La sinfonía consta de cuatro movimientos que evidencian los grandes contrastes rítmicos que dan a la obra un carácter enérgico y vivaz, solo el allegro final mantiene el tempo constante. La aparición de dos clarinetes en el trío final del tercer movimiento nos ubica en la órbita del Mozart más excelso, el del “Concierto para clarinete” y la subsecuente sinfonía 40, de la que su biógrafo Alfred Einstein afirmó que constituía “una súplica a la eternidad”.
Carmina Burana
Los “Carmina Burana”, expresión latina equivalente a “Los poemas de Beurn”, son un conjunto de poemas anónimos en latín y alto alemán de los siglos XII y XIII aparecidos a principios de siglo XIX en la Abadía Benedictina de Beurn, en los Alpes Bávaros.
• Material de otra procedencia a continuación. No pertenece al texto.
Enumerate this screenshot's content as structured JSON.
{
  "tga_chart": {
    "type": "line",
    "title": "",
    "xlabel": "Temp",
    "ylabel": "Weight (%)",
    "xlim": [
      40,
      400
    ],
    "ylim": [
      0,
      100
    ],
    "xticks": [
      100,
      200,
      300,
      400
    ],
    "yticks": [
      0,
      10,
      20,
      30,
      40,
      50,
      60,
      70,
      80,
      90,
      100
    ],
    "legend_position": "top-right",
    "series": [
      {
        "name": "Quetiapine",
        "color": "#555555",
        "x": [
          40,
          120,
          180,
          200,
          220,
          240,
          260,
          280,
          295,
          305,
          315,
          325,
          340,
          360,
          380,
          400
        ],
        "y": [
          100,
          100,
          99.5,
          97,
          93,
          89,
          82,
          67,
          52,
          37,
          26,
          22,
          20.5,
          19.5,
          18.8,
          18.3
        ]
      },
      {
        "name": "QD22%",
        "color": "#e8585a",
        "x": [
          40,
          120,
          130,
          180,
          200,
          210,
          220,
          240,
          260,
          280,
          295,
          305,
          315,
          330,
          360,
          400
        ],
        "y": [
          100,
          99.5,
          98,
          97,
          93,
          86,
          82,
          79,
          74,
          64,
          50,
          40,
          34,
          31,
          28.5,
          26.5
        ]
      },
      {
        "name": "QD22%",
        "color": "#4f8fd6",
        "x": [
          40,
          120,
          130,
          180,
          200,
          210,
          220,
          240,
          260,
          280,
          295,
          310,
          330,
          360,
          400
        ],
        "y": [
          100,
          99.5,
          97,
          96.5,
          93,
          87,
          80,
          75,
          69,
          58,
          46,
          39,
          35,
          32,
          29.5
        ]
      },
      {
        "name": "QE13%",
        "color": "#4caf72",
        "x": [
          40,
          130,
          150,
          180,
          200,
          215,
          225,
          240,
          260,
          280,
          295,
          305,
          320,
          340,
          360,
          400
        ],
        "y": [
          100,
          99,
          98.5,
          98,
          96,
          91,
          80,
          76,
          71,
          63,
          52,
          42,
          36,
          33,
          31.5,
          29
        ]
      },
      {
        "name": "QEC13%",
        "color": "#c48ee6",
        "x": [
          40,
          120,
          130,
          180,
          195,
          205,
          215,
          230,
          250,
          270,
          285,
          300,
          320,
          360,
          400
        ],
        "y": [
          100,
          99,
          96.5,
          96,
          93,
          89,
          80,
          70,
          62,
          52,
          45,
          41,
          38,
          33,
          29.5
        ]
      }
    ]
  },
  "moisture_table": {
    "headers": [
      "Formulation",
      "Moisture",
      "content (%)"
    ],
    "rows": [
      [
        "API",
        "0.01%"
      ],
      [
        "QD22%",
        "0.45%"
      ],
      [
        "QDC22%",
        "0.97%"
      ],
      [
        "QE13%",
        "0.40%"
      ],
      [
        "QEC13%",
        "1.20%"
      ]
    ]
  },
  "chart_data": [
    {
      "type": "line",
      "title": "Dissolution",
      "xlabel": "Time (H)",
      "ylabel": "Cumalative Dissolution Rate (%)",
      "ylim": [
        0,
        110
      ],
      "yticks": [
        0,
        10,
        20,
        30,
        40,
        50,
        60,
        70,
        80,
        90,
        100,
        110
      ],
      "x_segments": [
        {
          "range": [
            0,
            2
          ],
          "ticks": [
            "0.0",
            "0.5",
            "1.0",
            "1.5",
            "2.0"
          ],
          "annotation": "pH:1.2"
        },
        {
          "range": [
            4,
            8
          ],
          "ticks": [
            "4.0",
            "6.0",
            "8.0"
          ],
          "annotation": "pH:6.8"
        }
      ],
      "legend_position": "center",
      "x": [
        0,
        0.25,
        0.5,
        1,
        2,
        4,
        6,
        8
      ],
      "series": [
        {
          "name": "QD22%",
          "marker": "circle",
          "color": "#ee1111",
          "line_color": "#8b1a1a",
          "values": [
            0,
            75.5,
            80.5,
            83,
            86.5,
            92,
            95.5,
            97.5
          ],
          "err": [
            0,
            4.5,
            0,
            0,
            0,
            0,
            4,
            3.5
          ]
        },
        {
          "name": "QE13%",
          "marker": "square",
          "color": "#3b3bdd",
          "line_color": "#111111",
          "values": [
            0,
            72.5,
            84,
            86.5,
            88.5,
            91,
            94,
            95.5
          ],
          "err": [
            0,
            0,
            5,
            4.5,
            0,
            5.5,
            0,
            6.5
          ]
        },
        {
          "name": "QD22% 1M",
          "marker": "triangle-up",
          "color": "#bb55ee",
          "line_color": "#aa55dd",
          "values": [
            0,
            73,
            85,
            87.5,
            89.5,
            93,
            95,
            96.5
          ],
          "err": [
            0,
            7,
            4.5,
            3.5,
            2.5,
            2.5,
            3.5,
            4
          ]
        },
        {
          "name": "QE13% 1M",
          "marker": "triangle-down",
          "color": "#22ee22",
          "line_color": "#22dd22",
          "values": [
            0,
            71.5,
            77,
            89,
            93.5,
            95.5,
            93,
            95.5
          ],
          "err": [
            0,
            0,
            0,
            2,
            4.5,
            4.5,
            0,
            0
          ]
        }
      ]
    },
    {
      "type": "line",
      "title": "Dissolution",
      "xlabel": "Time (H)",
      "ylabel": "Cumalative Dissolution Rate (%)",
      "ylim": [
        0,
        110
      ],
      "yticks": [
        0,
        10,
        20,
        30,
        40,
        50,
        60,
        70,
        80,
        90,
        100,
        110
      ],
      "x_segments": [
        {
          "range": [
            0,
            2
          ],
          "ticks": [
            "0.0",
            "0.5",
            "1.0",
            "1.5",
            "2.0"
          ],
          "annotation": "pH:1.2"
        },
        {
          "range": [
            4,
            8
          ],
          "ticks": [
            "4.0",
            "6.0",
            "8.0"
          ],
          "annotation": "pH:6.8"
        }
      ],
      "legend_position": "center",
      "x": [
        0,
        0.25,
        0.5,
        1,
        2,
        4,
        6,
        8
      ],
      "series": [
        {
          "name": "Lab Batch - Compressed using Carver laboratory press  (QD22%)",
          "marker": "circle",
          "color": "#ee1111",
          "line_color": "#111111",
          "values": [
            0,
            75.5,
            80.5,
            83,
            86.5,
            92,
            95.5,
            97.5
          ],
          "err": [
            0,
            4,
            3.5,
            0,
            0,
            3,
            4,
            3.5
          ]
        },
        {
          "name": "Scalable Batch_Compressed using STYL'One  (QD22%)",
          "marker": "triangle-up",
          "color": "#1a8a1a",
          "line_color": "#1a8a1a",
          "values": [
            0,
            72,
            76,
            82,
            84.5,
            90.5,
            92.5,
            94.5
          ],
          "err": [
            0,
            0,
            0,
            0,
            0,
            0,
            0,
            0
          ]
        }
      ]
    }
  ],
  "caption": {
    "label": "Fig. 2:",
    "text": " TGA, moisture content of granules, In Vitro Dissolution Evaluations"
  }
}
De carácter goliardo, es decir, compuestos por clérigos y estudiantes errantes y disolutos, sus versos satirizan las costumbres morigeradas y ensalzan la vida tabernaria, el juego y los placeres. En 1935, muy impresionado por la lectura de estos poemas de su Baviera natal, el compositor muniqués Carl Orff (1895-1992) abordó la composición de una cantata escénica profana que sería estrenada el 8 de junio de 1937 en Frankfurt. Orff, que hasta entonces había destacado en el ámbito musical alemán por su labor pedagógica como autor del célebre “método Orff” para escolares, quedó tan subyugado por su propia creación que pasó a considerarla su opus número uno.
En el llamado Codex Burano, al frente del primer poema, el “Himno a la Fortuna”, figuraba la imagen miniada de la “Rueda de la Fortuna” que inspiró a Orff la arquitectura de su cantata. Es el dibujo de un monarca atado a la rueda de un carromato condenado a transitar eternamente entre cuatro estados: “Reino. Reiné. Sin reino. Reinaré”. Con esta idea circular Orff seleccionó 24 poemas que repartió en cinco secciones (“Primavera”, “En el bosque”, “En la taberna”, “Corte del amor”, “Blancaflor y Helena”) que expusieran la precaria y vacilante condición de la existencia, siempre amenazada, incluso en los días felices, por las arbitrariedades de la suerte.
Así, tras el arranque épico y profético de la obra, que en las voces del Orffeón Donostiarra (hoy con doble efe) alcanza dimensiones cósmicas y, girando siempre en las aspas de la fortuna, recorremos distintos estadios de las primordiales emociones humanas.
Carl Orff añadió a la primera serie el amplio subtítulo de “Canciones laicas para cantantes y coreutas para ser cantadas junto a instrumentos e imágenes mágicas”. Es, precisamente, el carácter visionario y cinematográfico de esta música la que explica su impacto en la cultura popular, resultando memorable su aparición en la hipnótica y psicodélica “Excalibur” de 1981, justo un año antes de la muerte de su compositor que pudo ver como su obra, ajena, ¡oh, contradicción!, a los vaivenes de la fortuna, transitaba todas las escalas del éxito, desde los más lóbregos escenarios de la Alemania nazi hasta la modernidad más kitsch.